Aus den selben Gründen könnte und müsste dann erst Recht Tabak und Alkohol verboten werden und sicher noch vieles mehr. Nur was nützt es wenn man 100 Jahre alt wird und davon 25 Jahre im Altersheim verbringen muss. Da sterbe ich persönlich doch lieber eher und habe mein Leben genossen. So etwas nennt sich persönliche Freiheit. Und die steigenden Krebsraten haben sicher hauptsächlich ganz andere Ursachen.
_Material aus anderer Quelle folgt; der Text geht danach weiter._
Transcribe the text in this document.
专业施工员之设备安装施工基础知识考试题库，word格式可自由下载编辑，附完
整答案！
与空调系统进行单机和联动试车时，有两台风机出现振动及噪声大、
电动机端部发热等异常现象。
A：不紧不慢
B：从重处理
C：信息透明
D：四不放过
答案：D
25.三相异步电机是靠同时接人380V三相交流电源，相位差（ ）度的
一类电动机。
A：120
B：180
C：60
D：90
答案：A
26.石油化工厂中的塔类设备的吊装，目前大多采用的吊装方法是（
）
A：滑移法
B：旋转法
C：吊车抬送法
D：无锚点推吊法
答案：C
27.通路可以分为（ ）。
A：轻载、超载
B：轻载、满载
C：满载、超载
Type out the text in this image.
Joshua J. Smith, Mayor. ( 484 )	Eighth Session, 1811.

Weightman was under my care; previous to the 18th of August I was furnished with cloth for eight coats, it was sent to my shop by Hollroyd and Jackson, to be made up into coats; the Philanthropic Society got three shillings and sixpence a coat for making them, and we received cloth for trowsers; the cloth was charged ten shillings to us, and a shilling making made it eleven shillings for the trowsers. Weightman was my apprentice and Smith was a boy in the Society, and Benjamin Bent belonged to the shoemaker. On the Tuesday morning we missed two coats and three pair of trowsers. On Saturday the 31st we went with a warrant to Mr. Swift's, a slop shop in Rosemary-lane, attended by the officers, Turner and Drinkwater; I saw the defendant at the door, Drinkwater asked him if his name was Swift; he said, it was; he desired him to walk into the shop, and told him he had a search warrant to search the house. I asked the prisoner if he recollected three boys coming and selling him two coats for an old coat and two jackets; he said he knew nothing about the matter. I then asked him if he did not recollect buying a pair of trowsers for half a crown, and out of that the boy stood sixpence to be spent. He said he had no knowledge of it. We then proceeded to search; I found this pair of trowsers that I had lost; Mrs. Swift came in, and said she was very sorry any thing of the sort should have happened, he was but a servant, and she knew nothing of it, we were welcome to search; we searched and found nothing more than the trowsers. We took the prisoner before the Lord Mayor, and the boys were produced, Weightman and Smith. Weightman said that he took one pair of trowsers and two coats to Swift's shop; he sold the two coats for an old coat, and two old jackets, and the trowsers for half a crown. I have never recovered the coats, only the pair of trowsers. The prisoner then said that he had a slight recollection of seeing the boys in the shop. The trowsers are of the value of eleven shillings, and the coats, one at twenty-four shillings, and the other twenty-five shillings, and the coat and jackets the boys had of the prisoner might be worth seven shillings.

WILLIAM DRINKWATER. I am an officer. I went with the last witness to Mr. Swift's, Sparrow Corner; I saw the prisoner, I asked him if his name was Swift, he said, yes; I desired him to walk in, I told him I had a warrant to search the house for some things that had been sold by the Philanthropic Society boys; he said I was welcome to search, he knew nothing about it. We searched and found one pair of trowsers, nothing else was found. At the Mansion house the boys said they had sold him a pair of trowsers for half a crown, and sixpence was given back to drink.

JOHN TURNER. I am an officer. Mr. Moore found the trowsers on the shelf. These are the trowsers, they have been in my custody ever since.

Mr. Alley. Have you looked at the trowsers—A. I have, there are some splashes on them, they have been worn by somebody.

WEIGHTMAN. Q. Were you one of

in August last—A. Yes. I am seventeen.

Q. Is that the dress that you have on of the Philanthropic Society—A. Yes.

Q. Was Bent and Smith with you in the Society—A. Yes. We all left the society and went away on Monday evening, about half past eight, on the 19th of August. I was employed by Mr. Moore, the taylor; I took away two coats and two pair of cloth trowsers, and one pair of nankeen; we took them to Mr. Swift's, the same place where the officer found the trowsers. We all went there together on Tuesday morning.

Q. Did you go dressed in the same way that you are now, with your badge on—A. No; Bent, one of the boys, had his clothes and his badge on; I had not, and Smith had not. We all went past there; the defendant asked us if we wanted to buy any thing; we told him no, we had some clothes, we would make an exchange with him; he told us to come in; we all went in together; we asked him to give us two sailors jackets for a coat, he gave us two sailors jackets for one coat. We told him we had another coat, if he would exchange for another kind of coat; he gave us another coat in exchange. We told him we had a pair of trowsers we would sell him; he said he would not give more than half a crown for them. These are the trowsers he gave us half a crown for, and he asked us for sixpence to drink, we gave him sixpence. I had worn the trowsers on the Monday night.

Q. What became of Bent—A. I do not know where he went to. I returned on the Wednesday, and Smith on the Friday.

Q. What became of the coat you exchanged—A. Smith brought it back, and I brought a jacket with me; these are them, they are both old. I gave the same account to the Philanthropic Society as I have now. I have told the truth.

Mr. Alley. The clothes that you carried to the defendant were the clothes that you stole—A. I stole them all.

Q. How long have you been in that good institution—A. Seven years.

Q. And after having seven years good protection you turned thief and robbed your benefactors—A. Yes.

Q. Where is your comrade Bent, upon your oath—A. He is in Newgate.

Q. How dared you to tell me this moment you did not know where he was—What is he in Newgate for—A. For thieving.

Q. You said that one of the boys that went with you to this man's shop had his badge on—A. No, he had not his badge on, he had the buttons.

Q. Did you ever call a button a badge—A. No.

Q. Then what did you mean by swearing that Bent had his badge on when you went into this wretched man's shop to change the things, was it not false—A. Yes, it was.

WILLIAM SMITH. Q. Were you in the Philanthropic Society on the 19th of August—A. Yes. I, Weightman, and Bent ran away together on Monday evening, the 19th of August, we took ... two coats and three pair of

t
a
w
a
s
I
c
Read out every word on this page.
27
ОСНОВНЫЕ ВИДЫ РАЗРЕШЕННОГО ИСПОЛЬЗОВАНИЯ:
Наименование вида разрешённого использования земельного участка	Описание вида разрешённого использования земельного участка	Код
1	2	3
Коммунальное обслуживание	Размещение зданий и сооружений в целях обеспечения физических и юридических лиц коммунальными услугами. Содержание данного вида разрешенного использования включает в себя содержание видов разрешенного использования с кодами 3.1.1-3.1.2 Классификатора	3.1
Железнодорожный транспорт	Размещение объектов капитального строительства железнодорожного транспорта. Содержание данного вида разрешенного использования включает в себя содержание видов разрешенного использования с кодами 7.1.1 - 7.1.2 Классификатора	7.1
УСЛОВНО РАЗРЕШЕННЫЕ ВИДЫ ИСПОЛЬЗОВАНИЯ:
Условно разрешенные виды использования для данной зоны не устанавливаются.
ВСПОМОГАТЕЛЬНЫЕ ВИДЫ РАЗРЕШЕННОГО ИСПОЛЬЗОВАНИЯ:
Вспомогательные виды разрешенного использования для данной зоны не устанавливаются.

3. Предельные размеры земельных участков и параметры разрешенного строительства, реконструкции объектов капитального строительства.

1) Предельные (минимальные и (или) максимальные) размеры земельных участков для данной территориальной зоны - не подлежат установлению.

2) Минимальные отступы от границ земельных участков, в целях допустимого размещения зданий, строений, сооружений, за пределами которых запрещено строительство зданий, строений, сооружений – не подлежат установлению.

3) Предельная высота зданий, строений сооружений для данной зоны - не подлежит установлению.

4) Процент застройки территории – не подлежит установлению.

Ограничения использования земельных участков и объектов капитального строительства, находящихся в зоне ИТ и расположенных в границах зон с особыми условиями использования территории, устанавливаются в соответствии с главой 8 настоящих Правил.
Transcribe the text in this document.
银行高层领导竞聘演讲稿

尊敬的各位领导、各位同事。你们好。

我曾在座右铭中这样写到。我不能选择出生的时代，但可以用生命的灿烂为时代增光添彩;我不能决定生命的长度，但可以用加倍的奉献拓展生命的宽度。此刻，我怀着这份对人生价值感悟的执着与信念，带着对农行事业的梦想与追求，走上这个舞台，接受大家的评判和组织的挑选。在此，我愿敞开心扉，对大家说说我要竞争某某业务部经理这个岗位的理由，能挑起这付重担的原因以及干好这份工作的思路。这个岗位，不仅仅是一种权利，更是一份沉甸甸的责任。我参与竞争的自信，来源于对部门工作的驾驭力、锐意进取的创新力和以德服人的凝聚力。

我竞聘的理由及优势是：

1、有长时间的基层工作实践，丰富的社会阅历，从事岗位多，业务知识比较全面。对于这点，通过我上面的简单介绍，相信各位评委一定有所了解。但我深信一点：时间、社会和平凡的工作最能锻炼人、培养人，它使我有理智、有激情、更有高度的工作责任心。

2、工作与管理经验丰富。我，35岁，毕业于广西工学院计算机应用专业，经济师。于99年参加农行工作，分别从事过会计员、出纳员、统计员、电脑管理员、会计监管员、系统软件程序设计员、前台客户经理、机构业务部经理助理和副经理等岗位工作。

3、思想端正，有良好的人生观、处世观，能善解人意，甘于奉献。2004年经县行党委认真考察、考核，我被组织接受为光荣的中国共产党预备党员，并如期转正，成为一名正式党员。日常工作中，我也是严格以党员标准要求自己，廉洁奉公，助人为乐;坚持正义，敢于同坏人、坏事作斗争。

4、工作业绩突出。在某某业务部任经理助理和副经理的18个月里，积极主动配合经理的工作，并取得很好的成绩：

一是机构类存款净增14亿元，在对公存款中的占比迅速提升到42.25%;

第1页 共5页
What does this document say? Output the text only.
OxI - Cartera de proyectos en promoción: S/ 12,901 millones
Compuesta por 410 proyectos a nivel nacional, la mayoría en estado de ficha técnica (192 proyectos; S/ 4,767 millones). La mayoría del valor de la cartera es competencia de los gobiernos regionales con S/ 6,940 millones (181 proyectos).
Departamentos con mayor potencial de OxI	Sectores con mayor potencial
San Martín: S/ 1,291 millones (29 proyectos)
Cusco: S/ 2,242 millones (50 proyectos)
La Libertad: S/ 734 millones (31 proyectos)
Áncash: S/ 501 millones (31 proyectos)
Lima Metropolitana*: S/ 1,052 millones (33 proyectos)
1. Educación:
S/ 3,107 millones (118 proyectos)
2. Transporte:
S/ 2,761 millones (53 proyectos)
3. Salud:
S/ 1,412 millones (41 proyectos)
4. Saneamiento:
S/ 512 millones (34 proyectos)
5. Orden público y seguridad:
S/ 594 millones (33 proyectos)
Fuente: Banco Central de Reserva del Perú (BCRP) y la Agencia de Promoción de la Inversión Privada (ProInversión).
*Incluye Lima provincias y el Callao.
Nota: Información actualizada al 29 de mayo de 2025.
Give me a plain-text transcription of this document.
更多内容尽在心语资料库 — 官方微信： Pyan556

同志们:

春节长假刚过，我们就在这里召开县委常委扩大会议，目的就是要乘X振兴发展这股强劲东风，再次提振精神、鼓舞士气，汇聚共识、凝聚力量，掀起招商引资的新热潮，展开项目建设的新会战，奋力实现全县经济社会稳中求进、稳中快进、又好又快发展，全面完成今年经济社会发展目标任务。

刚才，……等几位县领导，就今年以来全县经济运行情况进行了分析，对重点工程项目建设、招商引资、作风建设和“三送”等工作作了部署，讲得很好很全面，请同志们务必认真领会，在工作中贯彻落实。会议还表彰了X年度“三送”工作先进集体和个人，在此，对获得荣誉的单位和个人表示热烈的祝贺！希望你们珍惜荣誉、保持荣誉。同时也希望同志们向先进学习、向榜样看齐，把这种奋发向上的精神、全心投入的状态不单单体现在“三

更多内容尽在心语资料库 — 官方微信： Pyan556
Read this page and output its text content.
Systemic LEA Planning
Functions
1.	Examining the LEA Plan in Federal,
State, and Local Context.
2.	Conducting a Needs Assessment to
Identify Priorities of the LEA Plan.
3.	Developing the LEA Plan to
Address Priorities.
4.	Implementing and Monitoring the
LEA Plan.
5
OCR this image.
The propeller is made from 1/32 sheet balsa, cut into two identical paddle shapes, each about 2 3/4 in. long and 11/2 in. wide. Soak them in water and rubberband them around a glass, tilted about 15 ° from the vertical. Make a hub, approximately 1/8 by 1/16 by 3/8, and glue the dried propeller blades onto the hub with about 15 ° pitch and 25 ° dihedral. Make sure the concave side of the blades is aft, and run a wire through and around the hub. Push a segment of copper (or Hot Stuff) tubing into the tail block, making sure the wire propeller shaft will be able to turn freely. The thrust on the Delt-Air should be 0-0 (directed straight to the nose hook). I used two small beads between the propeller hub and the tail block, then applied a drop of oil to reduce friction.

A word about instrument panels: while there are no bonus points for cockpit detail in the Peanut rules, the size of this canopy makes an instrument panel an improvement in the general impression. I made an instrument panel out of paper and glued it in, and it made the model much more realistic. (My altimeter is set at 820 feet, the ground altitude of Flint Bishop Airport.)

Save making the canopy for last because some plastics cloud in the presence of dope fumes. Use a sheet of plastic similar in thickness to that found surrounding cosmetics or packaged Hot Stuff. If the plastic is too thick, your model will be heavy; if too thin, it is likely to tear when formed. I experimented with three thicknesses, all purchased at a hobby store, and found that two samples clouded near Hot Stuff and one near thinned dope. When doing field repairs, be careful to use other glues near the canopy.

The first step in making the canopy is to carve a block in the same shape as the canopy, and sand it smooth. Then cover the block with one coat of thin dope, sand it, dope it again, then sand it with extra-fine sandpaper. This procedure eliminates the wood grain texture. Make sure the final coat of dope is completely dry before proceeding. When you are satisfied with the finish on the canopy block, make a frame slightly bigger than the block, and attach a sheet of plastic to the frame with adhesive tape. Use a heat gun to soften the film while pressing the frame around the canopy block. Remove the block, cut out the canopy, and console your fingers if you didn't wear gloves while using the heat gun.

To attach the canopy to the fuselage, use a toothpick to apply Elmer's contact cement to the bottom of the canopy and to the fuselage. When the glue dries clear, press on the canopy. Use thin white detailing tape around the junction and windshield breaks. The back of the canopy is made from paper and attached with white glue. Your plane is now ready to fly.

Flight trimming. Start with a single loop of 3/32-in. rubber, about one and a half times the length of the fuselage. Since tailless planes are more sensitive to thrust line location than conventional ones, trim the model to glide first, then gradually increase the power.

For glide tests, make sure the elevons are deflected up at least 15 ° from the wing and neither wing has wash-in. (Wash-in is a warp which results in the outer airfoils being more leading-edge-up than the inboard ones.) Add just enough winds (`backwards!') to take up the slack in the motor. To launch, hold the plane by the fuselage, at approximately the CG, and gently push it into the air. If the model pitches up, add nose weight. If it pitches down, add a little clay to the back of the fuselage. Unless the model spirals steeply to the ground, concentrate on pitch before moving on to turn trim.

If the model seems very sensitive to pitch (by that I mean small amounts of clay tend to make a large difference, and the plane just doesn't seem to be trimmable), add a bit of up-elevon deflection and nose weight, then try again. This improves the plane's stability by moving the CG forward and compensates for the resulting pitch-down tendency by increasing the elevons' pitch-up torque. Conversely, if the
Da sollten die Bemühungen der EU lieber mal auf die medizinische Forschung gerichtet werden und zwar durch eine unabhängige Institution, die den Studien der Pharmaunternehmen mal auf den Zahn fühlt. Und zum Thema gesunde Lebensmittel. Die Problematik liegt doch eher darin, dass kaum noch jemand Zeit hat eine eigene Eßkultur zu pflegen. Aber das wäre wieder ein anderes Thema.

Ich habe grundsätzlich nichts gegen ein EU-weites Tabak- und Alkoholverbot, dadurch würden sich doch einige Probleme lösen lassen. Allerdings spielt das hier keine Rolle, weil es weder um Alkohol oder Tabak geht, noch irgendein Lebensmittel verboten werden soll. Vielmehr wird nur deren Zubereitung im gewerblichen Bereich eingeschränkt. Zu Hause darfst du für dich machen was du willst, und wenn du unbedingt schwarze Pommes essen möchtest, dann kannst du auch das problemlos tun. Wo also ist das Problem? Das es diese nicht mehr schnell um die Ecke an der Bude gibt ist keine Einschränkung persönlicher Freiheit, sondern nur eine Reduzierung von Luxus.

Davon abgesehen ist "persönliche Freiheit" bei Dingen, die aufgrund der gesellschaftlichen Haftung auch andere betreffen, immer etwas schwierig.